Let Wisdom Lead the Way

Holy Spirit, Old Testament, Psychology

For counselors who profess Christ it is sometimes difficult to remember that God is at work in the world.  Spending day after day with clients who come into sessions with little to no change in their lives, and carrying the same brokenness around with them.  It is easy to question where God is in all of this mess, and it is easy to feel like we’re alone in the trenches with our clients, getting covered in the slime of a more-than-difficult situation.  Sometimes it feels like our client is in another trench and No Man’s Land is in between us with every attempt to cross the distance rebuffed by machine guns, razor wire, and artillery fire.

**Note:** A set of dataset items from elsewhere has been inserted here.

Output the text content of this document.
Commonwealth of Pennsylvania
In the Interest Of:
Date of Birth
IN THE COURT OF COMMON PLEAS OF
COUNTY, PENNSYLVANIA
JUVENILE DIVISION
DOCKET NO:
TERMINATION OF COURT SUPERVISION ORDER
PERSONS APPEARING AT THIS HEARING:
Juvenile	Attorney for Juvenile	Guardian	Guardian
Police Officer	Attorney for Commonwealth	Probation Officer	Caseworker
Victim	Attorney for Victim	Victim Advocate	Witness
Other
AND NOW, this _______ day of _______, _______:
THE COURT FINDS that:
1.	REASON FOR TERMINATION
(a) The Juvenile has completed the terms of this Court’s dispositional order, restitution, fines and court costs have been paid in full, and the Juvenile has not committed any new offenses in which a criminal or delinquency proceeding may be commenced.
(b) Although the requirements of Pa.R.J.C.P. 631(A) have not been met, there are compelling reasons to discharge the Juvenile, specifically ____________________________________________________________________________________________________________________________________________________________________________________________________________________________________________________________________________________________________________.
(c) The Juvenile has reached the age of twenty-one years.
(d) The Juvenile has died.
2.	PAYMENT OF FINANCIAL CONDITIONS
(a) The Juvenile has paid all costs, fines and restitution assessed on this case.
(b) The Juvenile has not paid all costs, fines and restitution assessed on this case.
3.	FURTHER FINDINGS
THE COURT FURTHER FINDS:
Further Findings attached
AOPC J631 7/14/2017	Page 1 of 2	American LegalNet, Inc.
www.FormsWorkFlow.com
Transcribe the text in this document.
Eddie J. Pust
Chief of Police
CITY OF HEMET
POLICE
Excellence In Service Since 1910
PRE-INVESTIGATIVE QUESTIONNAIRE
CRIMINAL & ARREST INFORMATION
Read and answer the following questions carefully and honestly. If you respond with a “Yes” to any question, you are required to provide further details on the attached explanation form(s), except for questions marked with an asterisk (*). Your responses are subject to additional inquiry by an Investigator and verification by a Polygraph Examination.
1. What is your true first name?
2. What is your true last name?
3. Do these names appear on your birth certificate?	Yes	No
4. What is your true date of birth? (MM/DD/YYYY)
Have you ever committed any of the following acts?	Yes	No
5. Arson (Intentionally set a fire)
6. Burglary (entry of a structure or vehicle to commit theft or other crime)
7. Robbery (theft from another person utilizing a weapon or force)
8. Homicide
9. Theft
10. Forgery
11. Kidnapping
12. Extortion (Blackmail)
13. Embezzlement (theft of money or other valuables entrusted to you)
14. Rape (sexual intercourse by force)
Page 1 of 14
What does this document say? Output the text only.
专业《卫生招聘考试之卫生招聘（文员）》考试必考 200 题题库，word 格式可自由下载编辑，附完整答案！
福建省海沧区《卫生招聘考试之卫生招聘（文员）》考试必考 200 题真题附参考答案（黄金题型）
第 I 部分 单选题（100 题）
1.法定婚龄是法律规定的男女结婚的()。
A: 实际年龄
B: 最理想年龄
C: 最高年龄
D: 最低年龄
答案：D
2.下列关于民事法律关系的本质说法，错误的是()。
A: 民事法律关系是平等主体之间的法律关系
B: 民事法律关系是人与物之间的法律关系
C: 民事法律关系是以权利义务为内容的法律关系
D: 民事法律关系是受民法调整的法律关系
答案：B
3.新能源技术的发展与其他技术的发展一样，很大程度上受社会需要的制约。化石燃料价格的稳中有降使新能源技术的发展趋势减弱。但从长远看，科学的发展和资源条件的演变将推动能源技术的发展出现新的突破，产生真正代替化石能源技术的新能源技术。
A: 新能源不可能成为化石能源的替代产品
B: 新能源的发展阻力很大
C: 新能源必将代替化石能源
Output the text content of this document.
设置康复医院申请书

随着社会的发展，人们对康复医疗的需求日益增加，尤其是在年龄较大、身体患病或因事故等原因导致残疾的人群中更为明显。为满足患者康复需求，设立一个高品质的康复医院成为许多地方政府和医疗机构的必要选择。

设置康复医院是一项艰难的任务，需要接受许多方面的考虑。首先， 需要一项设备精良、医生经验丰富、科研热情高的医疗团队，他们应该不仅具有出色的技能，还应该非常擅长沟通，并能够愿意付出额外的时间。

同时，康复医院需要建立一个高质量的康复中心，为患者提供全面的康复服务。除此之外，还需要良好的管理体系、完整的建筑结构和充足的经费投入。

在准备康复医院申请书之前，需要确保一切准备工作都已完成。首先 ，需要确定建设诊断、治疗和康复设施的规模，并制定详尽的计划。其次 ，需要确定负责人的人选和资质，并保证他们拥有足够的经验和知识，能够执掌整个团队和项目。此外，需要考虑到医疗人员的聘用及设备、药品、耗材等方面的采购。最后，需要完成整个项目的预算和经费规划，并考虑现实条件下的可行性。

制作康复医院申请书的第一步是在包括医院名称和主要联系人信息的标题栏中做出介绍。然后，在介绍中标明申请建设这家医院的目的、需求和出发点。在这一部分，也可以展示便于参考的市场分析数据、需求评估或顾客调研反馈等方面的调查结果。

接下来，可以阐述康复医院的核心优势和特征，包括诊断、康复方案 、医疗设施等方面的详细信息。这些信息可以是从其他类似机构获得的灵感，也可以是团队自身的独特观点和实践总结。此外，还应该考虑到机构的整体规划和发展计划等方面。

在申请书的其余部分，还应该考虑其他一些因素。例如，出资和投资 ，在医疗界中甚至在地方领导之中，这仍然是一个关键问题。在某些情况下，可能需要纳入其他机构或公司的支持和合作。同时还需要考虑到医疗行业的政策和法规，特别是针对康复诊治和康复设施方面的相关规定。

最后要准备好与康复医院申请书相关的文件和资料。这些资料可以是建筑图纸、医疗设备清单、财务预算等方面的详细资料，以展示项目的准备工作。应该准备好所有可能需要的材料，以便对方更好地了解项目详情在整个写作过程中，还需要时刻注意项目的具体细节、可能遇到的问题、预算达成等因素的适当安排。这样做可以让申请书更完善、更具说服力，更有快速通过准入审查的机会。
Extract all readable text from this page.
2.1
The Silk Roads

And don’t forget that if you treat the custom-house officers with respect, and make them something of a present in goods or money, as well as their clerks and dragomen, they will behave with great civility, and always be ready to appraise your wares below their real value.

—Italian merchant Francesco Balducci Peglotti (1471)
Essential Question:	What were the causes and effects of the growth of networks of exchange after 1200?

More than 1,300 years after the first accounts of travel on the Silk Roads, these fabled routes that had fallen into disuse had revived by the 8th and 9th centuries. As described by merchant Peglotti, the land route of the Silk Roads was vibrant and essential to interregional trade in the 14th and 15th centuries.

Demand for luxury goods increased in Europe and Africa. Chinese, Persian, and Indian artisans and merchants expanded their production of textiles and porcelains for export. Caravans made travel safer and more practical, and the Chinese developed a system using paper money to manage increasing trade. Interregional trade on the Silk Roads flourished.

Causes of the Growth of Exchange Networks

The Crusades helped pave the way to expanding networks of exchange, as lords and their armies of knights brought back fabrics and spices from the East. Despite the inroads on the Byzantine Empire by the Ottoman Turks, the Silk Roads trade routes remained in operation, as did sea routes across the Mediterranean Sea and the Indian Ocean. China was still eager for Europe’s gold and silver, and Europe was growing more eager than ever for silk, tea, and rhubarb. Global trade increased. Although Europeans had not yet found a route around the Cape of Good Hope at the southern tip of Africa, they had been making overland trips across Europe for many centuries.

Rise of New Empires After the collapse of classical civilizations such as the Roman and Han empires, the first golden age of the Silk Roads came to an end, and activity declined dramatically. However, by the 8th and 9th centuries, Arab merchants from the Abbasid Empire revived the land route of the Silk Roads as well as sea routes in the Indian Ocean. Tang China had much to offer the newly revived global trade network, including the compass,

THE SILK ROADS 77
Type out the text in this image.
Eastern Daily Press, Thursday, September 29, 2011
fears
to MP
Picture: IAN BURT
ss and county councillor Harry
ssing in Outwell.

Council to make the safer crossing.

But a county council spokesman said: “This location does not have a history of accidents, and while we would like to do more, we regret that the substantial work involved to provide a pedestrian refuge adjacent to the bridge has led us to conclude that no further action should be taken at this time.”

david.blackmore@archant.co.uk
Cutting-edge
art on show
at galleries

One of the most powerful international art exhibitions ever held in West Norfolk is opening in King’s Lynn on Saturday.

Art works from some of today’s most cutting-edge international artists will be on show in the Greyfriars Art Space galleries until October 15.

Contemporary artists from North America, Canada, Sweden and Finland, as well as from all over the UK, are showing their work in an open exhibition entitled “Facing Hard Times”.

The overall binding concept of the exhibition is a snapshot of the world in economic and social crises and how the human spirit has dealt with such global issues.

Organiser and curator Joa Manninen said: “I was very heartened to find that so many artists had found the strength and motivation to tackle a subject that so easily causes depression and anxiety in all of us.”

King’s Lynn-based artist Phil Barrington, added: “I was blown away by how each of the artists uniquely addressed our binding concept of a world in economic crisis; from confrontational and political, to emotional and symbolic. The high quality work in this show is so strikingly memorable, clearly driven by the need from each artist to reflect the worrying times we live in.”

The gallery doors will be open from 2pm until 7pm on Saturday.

The truth is that we aren’t alone.  Proverbs is a book about wisdom; it’s purpose is to give us an understanding of what is the right way to live. It begins by grounding the entirety of  that way of life in the reality that God is King of the Universe by stating “The fear of the LORD is the beginning of knowledge” (1:7a TNIV).  Take a moment to listen to the writer’s examination of the life that is in rebellion:

…if sinful men entice you, do not give in to them. If they say, “Come along with us; let’s lie in wait for innocent blood, let’s ambush some harmless soul; let’s swallow them alive, like the grave, and whole, like those who go down to the pit; we will get all sorts of valuable things and fill our houses with plunder; cast lots with us; we will all share the loot” – my son, do not go along with them, do not set foot on their paths; for their feet rush into evil, they are swift to shed blood. How useless to spread a net where every bird can see it! These men lie in wait for their own blood; they ambush only themselves! Such are the paths of all who go after ill-gotten gain; it takes away the life of those who get it.  (1:10-19)

There are some clients that we work with who fit this description; they are actively pursuing ways of life that are harmful not only to others (including their own families!) but to their very life.  In the end the way that they get what they want takes away their ability to enjoy life.  The cure for this brokenness is wisdom.  What’s interesting is that the writer of Proverbs doesn’t want us to get wisdom as a possession but to meet Wisdom as a person and follow where she leads us.  She (Wisdom) is shown calling “out in the open” (1:20), “in the public square” (1:20), “on top of the wall” (1:21), and “at the city gate” (1:21) inviting people to change their ways and “live in safety and be at ease, without fear of harm” (1:33).

So is Wisdom a real person interacting with all parts of human affairs, from the public square to places of leadership (“at the city gate”)? We should answer this in the affirmative! James D. G. Dunn says this about Wisdom: “What pre-Christian Judaism said of Wisdom and Philo also of the Logos, Paul and the others say of Jesus. The role that  Proverbs…ascribe[s] to Wisdom, these earliest Christians ascribe to Jesus” (Christology in the Making , 167).  Jesus is the Wisdom of God, the one crying out in all parts of human existence for us to change our way of life and follow him.  What makes this even better news is that while Jesus has ascended to the right hand of the Father, he sent us his Spirit:

I have much more to say to you, more than you can now bear. But when he, the Spirit of truth, comes, he will guide you into all the truth. He will not speak on his own; he will speak only what he hears, and he will tell you what is yet to come. He will glorify me because it is from me that he will receive what he will make known to you. All that belongs to the Father is mine. That is why I said the Spirit will receive from me what he will make known to you (John 16:12-15).

As Christian counselors we have this hope: we are not alone in the battlefield of difficult counseling; the Spirit is active and present in that time and place calling out for a response. If our ears are open to hear the Spirit’s counsel in order to do “what is right and just and fair” (Proverbs 1:3), and to “get guidance” (1:5) for where to go in a difficult counseling session then we may find that our own feelings of inadequacy and frustration disappear.  It doesn’t mean that our client will change; the Spirit respects their right to stay the same more than we ever could. It does mean that we can leave the changing and healing to the Spirit’s work between us because he knows our client far better than we ever will.

Use your skills, training and experience, and in the midst of all that let Wisdom lead the way.